In the above results, we are comparing performance based on computational speedup with the single core performance as the baseline. It can be observed that we are obtaining sub-linear speedup, which is not optimal. Also, performance actually worsens when we increase the core count from 32 to 64.
Overall, we are getting better speedup compared to the task-parallel approach. We believe that this is because there are no longer dependencies between tasks, as all threads are being utilized within the node. However, we can observe a clear dropoff in performance after 32 cores. This is an explainable phenomenon. For our implementation, we decided to divide the current working set of primitives into 32 buckets. Therefore, a clear lack of parallelism can be observed beyond 32 cores since our algorithm is not able to utilize the additional cores.

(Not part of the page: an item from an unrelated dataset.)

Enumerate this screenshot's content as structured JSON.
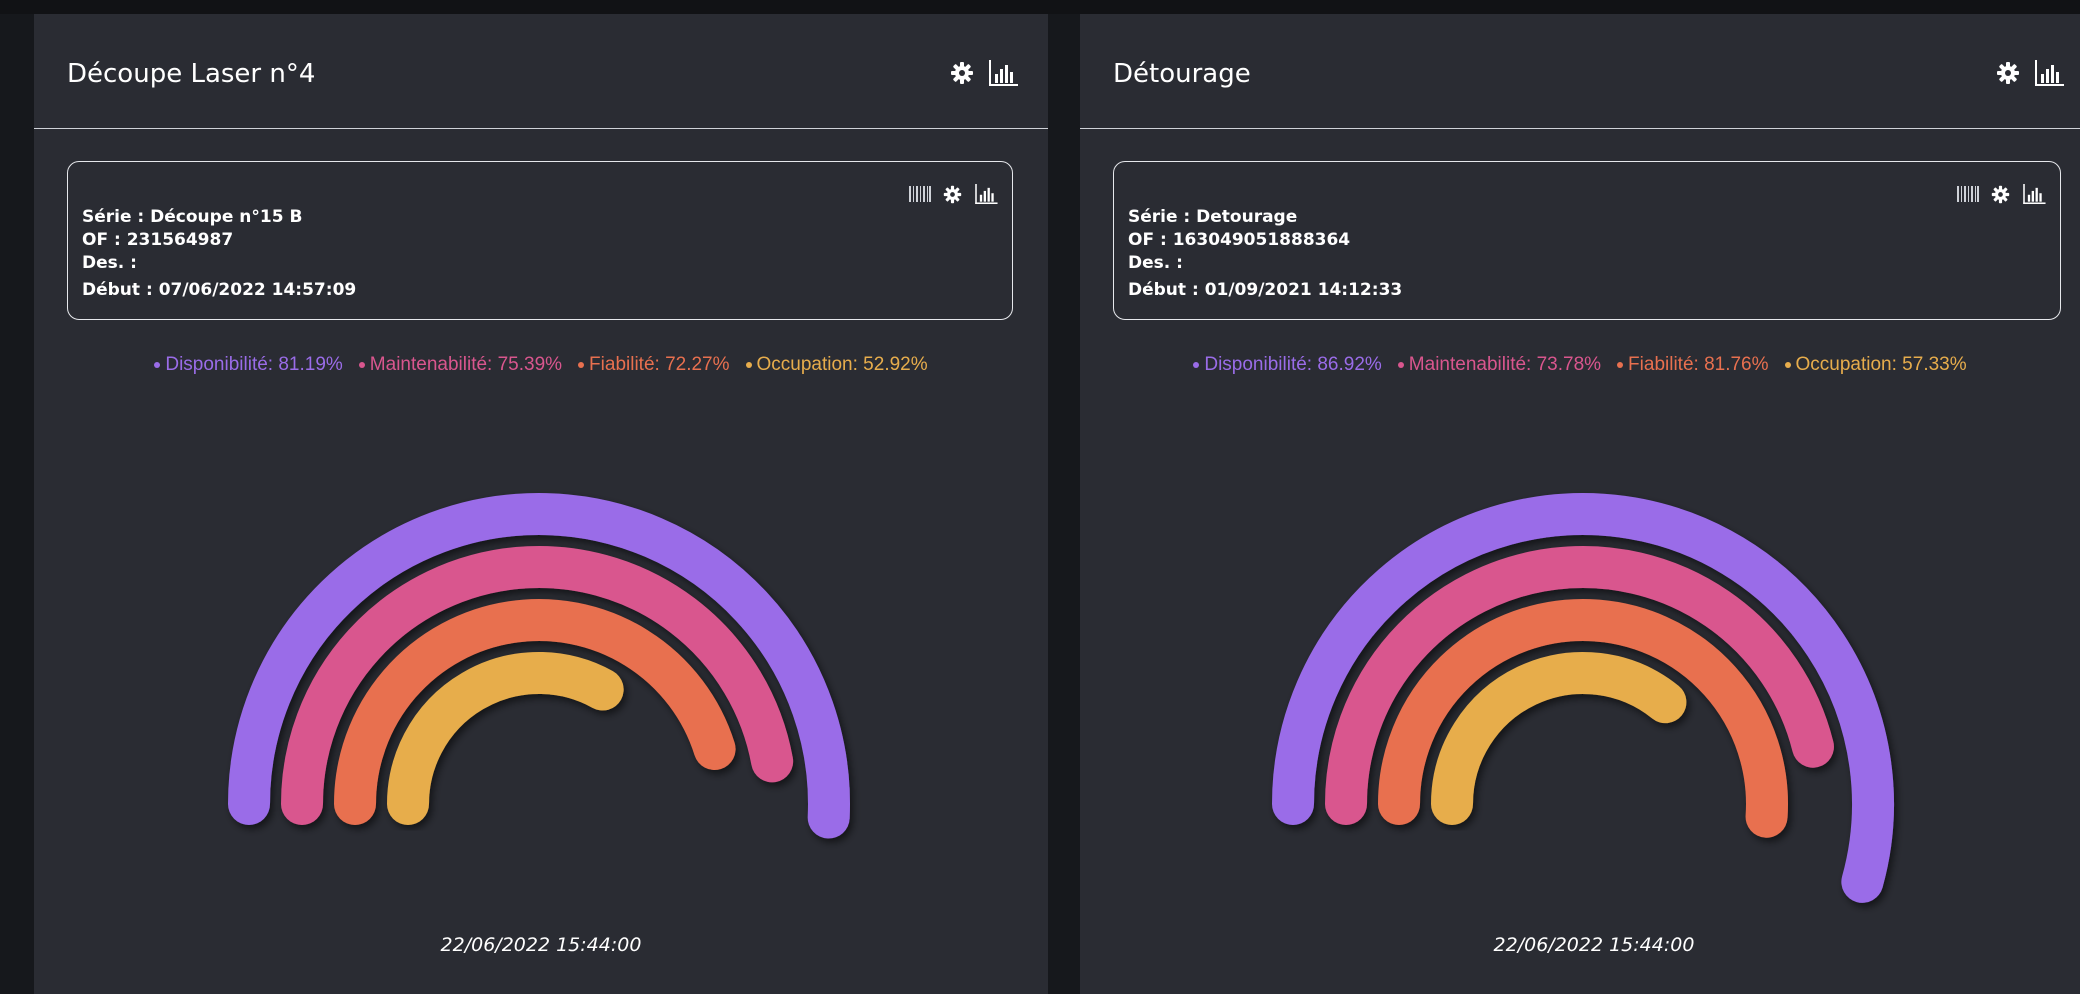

Another interesting observation is that, contrary to the task-parallel approach, this approach scales poorly with problem size. As max leaf size decreases, speedup also decreases. This is due to the fact that for nodes with a smaller working set of primitives, there is not a lot of computational work to be done, and adding parallelism for those nodes will only lead to additional overhead.

Results 3 - K-Means

We tested this algorithm on a large object consisting of 100,000 triangles, and ran it with cores equal to 1, 4, 8, 16, 32, 64, and 128. The baseline test was 1 core, running the same parallel algorithm as the multi-core tests. All tests were performed with leaf size of 100.
The algorithm maintained a high level of parallelism across all tests, with the scaling slowing down between 64 and 128 cores. This result is what we expected to see, as there are still some serial portions of the program that would prevent a perfect speedup, as well as there being some locking required for updating the means, and the cost of synchronization at the end of every parallel for loop. In general, though, the straight lines of the log-scaled graph indicate that there was a direct correspondence between adding cores and speedup. In other words, doubling the number of cores halved the runtime consistently, up until more than 64 cores.
The quality of the tree generated by the agglomerative clustering varied heavily with the number of nodes that it had to work with. We found the happy medium to be around a thousand nodes, which resulted in a tree with a depth of around 20. With higher or lower numbers of nodes, the trees tended to be more linear, with a depth of around 519 for 10000 nodes and a depth of 12 for 100 nodes. This is a failure of the clustering algorithm, which relied on linear distance between the nodes to determine pairings. If a large node was formed in the center of the other nodes, it would become the best match of all nodes in the tree. This forced the algorithm to make one match per step and led to large, unbalanced trees in some instances. Improvements to the clustering algorithm could be explored further, the most promising of which would be to use the Surface Area heuristic instead of euclidean distance.
At lower numbers of cores, this algorithm was much slower than the other two implementations, but it’s high level of parallelism let it be similar to them at higher numbers of cores. Overall, we found that it was roughly equivalent to the other algorithms.